Composer Benjamin Britten never used the word ‘gay’ of
himself, because, he said, it’s not a gay position to be in. For most of his
life his relationship with Peter Pears was illegal; he wore insults
continually; he was aware of shadows of ruin, blackmail, murder, suicide. Not
so gay.
‘Preserve
me from the violent man,’ says the Psalmist of the Jews. The murder of fifty
individuals at the gay nightclub Pulse — their individual deaths — is part of
the history of terrorism not least by violent religion’s ability to cloak
crimes, and indeed the dregs of religion, both Christian and Muslim, have
rejoiced.

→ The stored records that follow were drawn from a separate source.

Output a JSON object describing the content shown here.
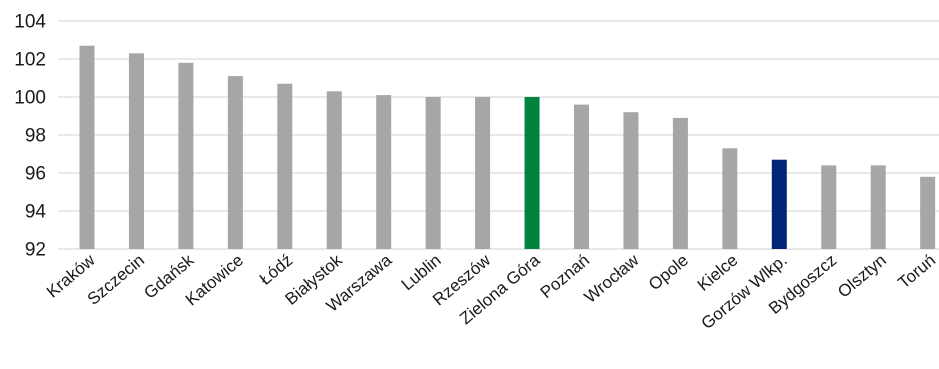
{
  "chart_data": {
    "type": "bar",
    "categories": [
      "Kraków",
      "Szczecin",
      "Gdańsk",
      "Katowice",
      "Łódź",
      "Białystok",
      "Warszawa",
      "Lublin",
      "Rzeszów",
      "Zielona Góra",
      "Poznań",
      "Wrocław",
      "Opole",
      "Kielce",
      "Gorzów Wlkp.",
      "Bydgoszcz",
      "Olsztyn",
      "Toruń"
    ],
    "values": [
      102.7,
      102.3,
      101.8,
      101.1,
      100.7,
      100.3,
      100.1,
      100.0,
      100.0,
      100.0,
      99.6,
      99.2,
      98.9,
      97.3,
      96.7,
      96.4,
      96.4,
      95.8
    ],
    "title": "",
    "xlabel": "",
    "ylabel": "",
    "ylim": [
      92,
      104
    ],
    "yticks": [
      "92",
      "94",
      "96",
      "98",
      "100",
      "102",
      "104"
    ],
    "grid": true,
    "legend": "none",
    "colors": {
      "default": "#a6a6a6",
      "Zielona Góra": "#00843d",
      "Gorzów Wlkp.": "#002776"
    }
  }
}
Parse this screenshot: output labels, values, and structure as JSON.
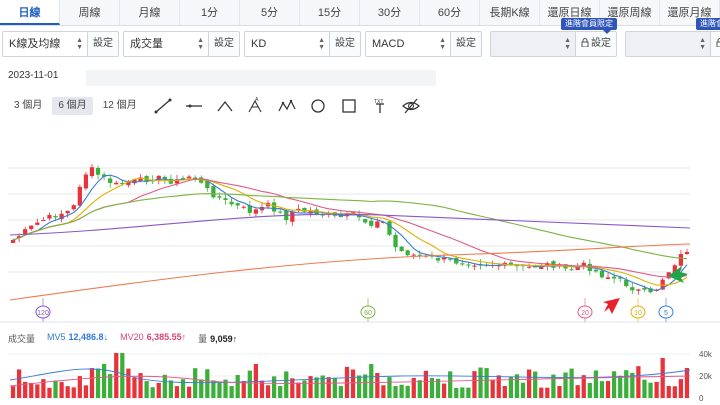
{
  "tabs": [
    {
      "label": "日線",
      "active": true
    },
    {
      "label": "周線"
    },
    {
      "label": "月線"
    },
    {
      "label": "1分"
    },
    {
      "label": "5分"
    },
    {
      "label": "15分"
    },
    {
      "label": "30分"
    },
    {
      "label": "60分"
    },
    {
      "label": "長期K線"
    },
    {
      "label": "還原日線"
    },
    {
      "label": "還原周線"
    },
    {
      "label": "還原月線"
    }
  ],
  "selectors": [
    {
      "value": "K線及均線",
      "button": "設定"
    },
    {
      "value": "成交量",
      "button": "設定"
    },
    {
      "value": "KD",
      "button": "設定"
    },
    {
      "value": "MACD",
      "button": "設定"
    },
    {
      "value": "",
      "button": "設定",
      "locked": true,
      "badge": "進階會員限定"
    },
    {
      "value": "",
      "button": "設定",
      "locked": true,
      "badge": "進階會員限定"
    }
  ],
  "date": "2023-11-01",
  "ranges": [
    "3 個月",
    "6 個月",
    "12 個月"
  ],
  "active_range": "6 個月",
  "draw_tools": [
    "line-tool-icon",
    "horizontal-line-tool-icon",
    "angle-tool-icon",
    "fibonacci-tool-icon",
    "wave-tool-icon",
    "circle-tool-icon",
    "rectangle-tool-icon",
    "text-tool-icon",
    "hide-drawings-icon"
  ],
  "ma_markers": [
    {
      "label": "120",
      "color": "#8a56c8"
    },
    {
      "label": "60",
      "color": "#7cb342"
    },
    {
      "label": "20",
      "color": "#e05a8a"
    },
    {
      "label": "10",
      "color": "#e0b000"
    },
    {
      "label": "5",
      "color": "#3a7bd5"
    }
  ],
  "volume_legend": {
    "title": "成交量",
    "mv5_label": "MV5",
    "mv5_value": "12,486.8↓",
    "mv20_label": "MV20",
    "mv20_value": "6,385.55↑",
    "vol_label": "量",
    "vol_value": "9,059↑"
  },
  "volume_axis": [
    "40k",
    "20k",
    "0"
  ],
  "colors": {
    "up": "#e8333a",
    "down": "#3ab03a",
    "ma5": "#3a7bd5",
    "ma10": "#e0b000",
    "ma20": "#e05a8a",
    "ma60": "#7cb342",
    "ma120": "#8a56c8",
    "ma240": "#f07a50"
  }
}
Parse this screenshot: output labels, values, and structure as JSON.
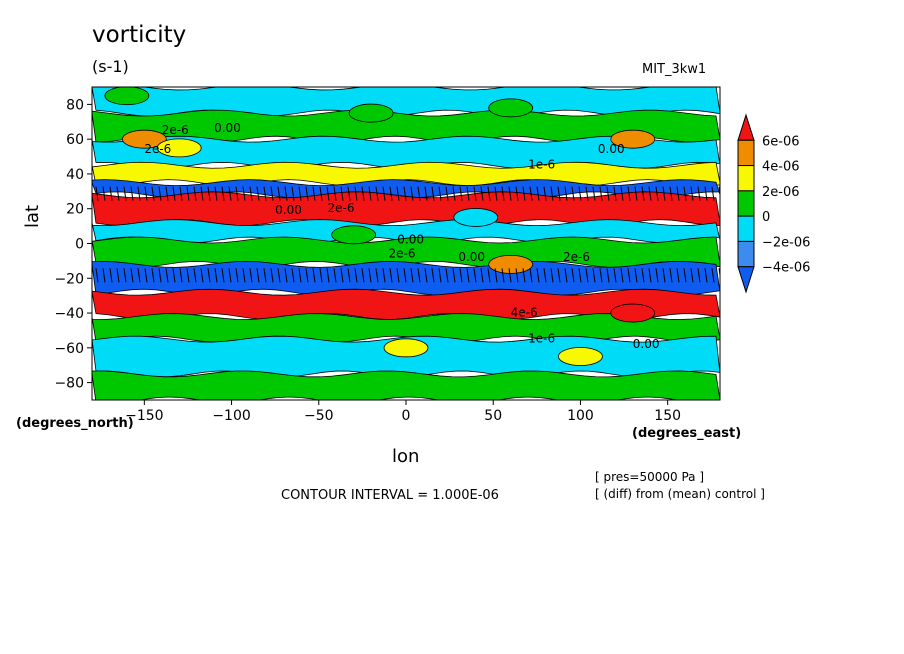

And America’s
infamous availability of military weapons to the unstable is the direct cause.
But those who died at Pulse were murdered because they were there, in that
specific, gay place, within a straight culture drenched in intolerance and
self-congratulation.
The
Psalmist sees the wicked, bending the bow, arrow on string, ready to shoot.
‘Deliver me, O God, out of the hand of the wicked.’ The Psalms never mince
words. The wicked are the wicked; the violent man is to be feared.
Good heart
may be taken in the outpouring of grief across the globe, Tel Aviv’s rainbow
lights of solidarity, the Muslim Mayor of London
in vigil, displays of lights, prayers, ribbons, memes, blogs. Inconceivable in
Benjamin Britten’s time.
It’s not
over. Culture is us. I want an apology from hierophants and churches. At the
highest level. Lord, let me live so long to see it.